Suenan muy futuras ciertas voces del pasado americano muy pasado. Las antiguas voces, pongamos por caso, que todavía nos dicen que somos hijos de la tierra, y que la madre no se vende ni se alquila. Mientras llueven pájaros muertos sobre la ciudad de México, y se convierten los ríos en cloacas, los mares en basureros y las selvas en desiertos, esas voces porfiadamente vivas nos anuncian otro mundo que no es este mundo envenenador del agua, el suelo, el aire y el alma.
También nos anuncian otro mundo posible las voces antiguas que nos hablan de comunidad. La comunidad, el modo comunitario de producción y de la vida, es la más remota tradición de las Américas, la más americana de todas: pero también pertenecen a los tiempos que vienen y presiente un nuevo Nuevo Mundo. Porque nada hay menos foráneo que el socialismo en estas tierras nuestras. Foráneo es, en cambio, el capitalismo: como la viruela, como la gripe, vino de afuera.

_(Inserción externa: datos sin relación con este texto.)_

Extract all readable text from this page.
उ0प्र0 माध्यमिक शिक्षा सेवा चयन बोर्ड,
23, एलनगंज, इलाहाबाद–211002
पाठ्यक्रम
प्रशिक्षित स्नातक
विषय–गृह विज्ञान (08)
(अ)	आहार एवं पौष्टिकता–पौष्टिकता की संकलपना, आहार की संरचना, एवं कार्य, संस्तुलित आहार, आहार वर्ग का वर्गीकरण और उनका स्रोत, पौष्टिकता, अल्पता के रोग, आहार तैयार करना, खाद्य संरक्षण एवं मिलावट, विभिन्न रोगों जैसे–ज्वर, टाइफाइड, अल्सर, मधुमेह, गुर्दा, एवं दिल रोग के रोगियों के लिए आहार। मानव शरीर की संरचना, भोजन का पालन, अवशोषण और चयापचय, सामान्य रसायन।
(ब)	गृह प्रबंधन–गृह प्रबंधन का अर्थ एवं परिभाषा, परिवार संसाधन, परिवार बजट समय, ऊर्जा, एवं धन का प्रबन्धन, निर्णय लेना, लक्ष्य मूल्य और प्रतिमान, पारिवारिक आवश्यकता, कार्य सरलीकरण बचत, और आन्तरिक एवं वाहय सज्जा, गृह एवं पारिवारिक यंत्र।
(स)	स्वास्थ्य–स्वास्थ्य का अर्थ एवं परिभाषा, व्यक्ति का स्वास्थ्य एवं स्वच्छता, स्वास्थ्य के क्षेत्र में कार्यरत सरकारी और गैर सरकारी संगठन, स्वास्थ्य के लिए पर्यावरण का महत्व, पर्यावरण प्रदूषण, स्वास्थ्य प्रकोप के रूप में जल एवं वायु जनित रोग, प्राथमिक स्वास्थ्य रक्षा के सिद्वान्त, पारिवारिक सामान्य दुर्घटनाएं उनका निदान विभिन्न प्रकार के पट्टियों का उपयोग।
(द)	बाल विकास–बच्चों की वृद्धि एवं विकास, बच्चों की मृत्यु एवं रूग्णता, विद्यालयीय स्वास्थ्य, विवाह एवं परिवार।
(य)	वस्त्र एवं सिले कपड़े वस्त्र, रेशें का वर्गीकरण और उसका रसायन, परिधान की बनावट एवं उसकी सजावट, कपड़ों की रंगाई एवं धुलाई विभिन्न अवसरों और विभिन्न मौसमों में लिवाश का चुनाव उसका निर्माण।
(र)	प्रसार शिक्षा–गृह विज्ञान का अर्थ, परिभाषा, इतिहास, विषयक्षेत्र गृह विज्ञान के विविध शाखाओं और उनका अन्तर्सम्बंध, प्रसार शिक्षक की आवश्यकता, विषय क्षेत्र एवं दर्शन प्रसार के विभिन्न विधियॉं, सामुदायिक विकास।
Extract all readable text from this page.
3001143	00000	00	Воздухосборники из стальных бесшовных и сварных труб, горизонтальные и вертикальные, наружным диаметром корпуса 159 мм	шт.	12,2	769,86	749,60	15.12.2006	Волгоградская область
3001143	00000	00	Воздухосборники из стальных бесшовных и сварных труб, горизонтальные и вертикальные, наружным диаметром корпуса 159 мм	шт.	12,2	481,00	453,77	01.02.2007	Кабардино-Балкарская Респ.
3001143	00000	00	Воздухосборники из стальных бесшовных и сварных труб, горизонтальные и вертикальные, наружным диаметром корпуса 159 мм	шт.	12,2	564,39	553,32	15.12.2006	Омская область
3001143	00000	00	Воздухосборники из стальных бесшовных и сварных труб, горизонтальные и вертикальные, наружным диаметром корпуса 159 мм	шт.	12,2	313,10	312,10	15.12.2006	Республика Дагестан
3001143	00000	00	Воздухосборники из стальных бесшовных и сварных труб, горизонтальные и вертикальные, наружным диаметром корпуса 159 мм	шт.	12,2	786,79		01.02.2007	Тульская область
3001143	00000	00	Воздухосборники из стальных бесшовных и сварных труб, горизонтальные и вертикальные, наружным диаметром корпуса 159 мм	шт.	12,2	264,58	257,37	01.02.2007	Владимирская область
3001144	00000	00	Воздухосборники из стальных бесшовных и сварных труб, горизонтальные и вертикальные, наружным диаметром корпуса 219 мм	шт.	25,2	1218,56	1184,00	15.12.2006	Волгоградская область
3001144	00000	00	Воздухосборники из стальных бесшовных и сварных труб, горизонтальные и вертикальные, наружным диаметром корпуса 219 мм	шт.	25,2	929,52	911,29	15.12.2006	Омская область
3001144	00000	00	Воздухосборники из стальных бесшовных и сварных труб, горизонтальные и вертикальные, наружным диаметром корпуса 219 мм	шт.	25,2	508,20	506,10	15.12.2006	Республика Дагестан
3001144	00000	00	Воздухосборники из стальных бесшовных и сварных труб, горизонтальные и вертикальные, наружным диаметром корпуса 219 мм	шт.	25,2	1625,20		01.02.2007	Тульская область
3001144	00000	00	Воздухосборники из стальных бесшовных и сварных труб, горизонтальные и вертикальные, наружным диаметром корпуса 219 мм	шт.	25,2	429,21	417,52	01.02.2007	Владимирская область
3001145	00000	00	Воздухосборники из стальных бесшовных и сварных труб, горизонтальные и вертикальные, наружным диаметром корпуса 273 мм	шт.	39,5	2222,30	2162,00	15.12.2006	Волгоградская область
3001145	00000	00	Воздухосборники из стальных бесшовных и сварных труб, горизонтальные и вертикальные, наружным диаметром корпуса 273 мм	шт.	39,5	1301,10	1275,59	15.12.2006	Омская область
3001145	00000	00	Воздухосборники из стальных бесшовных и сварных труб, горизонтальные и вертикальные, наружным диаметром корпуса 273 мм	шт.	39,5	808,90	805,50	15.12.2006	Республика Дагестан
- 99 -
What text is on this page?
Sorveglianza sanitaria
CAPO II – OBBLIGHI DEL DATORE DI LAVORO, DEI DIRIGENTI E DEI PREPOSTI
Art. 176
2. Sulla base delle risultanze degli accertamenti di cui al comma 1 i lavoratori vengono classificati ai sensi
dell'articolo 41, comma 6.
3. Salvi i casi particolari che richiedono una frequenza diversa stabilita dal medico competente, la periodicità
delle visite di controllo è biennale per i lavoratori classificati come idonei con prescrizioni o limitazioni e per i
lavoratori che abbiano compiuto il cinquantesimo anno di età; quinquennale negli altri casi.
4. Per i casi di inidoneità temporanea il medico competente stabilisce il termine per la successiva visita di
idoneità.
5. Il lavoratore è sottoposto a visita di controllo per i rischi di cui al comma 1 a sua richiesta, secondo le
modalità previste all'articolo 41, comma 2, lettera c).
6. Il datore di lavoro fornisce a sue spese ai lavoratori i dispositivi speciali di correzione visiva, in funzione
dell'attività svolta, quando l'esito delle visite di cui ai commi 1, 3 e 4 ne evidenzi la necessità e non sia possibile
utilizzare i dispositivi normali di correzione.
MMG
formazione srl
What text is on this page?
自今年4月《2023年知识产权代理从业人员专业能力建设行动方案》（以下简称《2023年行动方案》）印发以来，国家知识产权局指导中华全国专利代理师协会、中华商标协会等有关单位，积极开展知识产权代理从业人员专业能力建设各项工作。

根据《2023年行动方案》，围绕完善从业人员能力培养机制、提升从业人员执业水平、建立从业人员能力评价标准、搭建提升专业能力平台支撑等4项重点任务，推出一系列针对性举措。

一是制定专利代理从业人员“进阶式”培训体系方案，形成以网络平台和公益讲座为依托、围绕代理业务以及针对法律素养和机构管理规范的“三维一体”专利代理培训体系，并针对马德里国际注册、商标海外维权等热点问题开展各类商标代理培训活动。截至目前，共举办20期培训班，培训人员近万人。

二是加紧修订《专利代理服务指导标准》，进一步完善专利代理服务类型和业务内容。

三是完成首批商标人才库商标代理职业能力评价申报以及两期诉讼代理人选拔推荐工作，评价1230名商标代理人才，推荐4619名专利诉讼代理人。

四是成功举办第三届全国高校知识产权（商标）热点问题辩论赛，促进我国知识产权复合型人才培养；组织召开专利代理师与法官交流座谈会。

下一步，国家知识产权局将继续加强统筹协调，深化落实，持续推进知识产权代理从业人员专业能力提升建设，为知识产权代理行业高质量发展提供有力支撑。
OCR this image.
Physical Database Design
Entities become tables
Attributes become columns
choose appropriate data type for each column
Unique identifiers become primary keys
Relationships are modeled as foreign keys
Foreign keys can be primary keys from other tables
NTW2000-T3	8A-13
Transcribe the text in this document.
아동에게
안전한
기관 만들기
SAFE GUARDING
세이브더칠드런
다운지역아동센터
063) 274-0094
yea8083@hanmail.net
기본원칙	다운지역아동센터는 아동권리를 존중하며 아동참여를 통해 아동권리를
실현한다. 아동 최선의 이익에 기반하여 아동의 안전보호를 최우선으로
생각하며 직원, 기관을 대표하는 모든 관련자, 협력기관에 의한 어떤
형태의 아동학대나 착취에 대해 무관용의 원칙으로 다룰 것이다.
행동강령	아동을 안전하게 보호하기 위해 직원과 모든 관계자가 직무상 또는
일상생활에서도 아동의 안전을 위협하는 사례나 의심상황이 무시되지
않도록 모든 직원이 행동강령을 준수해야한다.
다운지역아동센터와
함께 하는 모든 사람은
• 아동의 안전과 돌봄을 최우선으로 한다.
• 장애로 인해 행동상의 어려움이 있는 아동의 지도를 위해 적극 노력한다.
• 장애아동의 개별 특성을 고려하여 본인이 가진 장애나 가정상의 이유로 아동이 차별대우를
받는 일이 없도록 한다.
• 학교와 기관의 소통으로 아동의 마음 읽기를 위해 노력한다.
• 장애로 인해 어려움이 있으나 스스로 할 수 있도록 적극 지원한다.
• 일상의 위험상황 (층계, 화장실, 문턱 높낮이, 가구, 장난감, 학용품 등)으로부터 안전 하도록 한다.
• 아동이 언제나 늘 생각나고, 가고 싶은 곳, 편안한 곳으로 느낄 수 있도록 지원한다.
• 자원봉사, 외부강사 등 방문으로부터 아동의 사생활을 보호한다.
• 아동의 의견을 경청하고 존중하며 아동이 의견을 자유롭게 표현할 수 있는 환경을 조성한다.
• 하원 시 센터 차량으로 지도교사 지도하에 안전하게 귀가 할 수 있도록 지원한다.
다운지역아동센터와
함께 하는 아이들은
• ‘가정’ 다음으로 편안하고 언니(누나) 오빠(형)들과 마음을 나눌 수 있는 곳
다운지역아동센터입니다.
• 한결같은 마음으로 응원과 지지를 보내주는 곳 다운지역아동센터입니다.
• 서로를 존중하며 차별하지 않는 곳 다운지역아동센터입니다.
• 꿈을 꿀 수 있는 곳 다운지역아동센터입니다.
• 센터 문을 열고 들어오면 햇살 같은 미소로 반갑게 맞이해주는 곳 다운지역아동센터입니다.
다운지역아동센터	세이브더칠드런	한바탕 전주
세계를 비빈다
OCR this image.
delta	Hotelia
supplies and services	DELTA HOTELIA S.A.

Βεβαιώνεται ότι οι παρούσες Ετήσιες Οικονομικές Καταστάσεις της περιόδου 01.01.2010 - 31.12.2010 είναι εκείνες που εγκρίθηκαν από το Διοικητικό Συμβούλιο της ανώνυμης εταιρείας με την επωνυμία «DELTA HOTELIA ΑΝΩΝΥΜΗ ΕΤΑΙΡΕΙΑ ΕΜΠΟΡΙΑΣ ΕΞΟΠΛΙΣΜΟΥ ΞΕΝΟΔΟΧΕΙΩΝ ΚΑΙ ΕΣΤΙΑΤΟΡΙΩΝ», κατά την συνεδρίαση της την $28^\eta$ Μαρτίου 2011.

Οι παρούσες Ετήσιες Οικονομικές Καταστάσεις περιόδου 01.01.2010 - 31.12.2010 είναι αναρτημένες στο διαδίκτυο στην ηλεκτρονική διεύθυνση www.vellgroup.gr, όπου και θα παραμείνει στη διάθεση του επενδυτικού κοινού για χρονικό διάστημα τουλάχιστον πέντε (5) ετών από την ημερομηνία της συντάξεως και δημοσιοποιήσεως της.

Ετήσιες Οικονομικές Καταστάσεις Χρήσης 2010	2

Eduardo Galeano - El libro de los abrazos

           
Introducción:
            La historia nos presenta el reto fundamental de reafirmar, redescubrir y anteponer con militancia colectiva y comunitaria las murallas que han de contener la ola depredadora del neoliberalismo global que tiene su más reciente expresión en la promoción, implementación e imposición de “tratados” de libre comercio en todo el mundo.  Su última versión es el “Acuerdo Transpacífico de Cooperación Económica, (TPP por sus siglas en inglés).  Estos supuestos “acuerdos” que se han regionalizado, precisamente por la larga historia de oposición comunitaria y de proyectos opositores a lo largo y ancho de toda la comunidad global en general y en “Nuestra América” en específico.   No es una tarea ajena a nuestra historia y naturalezas como pueblos en resistencia y creación.  Como nos recuerda Galeano en el Libro de los Abrazos, “La comunidad, el modo comunitario de producción y de la vida, es la más remota tradición de las Américas, la más americana de todas: pero también pertenecen a los tiempos que vienen y presiente un nuevo Nuevo Mundo,”.   Los caminos de nuestra oposición están erigidos en recrear, reafirmar y reconstruir, replicar y reciprocar los esfuerzos colectivos en oposición  la comodificación de nuestros entornos socio-culturales- ambientales que es el objetivo primordial en la ideología neoliberal, instrumentada por los tratados de libre comercio. 
            Debido a la condición colonial de nuestra nación Borincana y a raíz precisamente de una política imperial adrede de aislarnos y separarnos de Nuestra América, la manifestación de las políticas neoliberales en nuestra nación se manifiesta e implementan como parte fundamental de un proceso de experimentación social-económica de las políticas neoliberales.  En Puerto Rico, para dar un ejemplo, en esta dirección, ya desde el mismo proceso de invasión en la lógica de apropiación de la riqueza del pueblo y como punto de partida de la dominación imperial, características fundamentales del neoliberalismo, el gobierno militar impuso la devaluación de la moneda puertorriqueña en un 40%.  Su efecto inmediato fue precisamente el hacer a toda la población boricua un 40% pobre y comenzar a crear las bases para la apropiación del principal modo de riqueza en nuestra nación, la propiedad de tierras.  Así, que desde el punto de vista de la esencia fundamental del capital, el neoliberalismo, aunque no reconocido o llamado así, sus raíces causales imperiales se practican en Puerto Rico desde la invasión estadounidense del 1898.  Obviamente es real que la raíz causal, la esencia del neoliberalismo, sus semillas están arraigadas en la misma naturaleza del capitalismo que tan elocuentemente nos desentrañara Carlos Marx.   En las próximas páginas presentamos nuestra perspectiva de la última manifestación neoliberal en Puerto Rico, la cual llamamos Junta de Control Imperial Colonial, comúnmente conocida como “Junta de Control Fiscal”.  Atendemos a su vez la relación de esta con las políticas neoliberales de libre comercio que se empujan intensamente como repuestas a los avances de resistencia y lucha que se han estado dando en Nuestra América y por último trabajamos como se está resistiendo en nuestro Boriken en contra-oposición a esta imposición colonial-imperial.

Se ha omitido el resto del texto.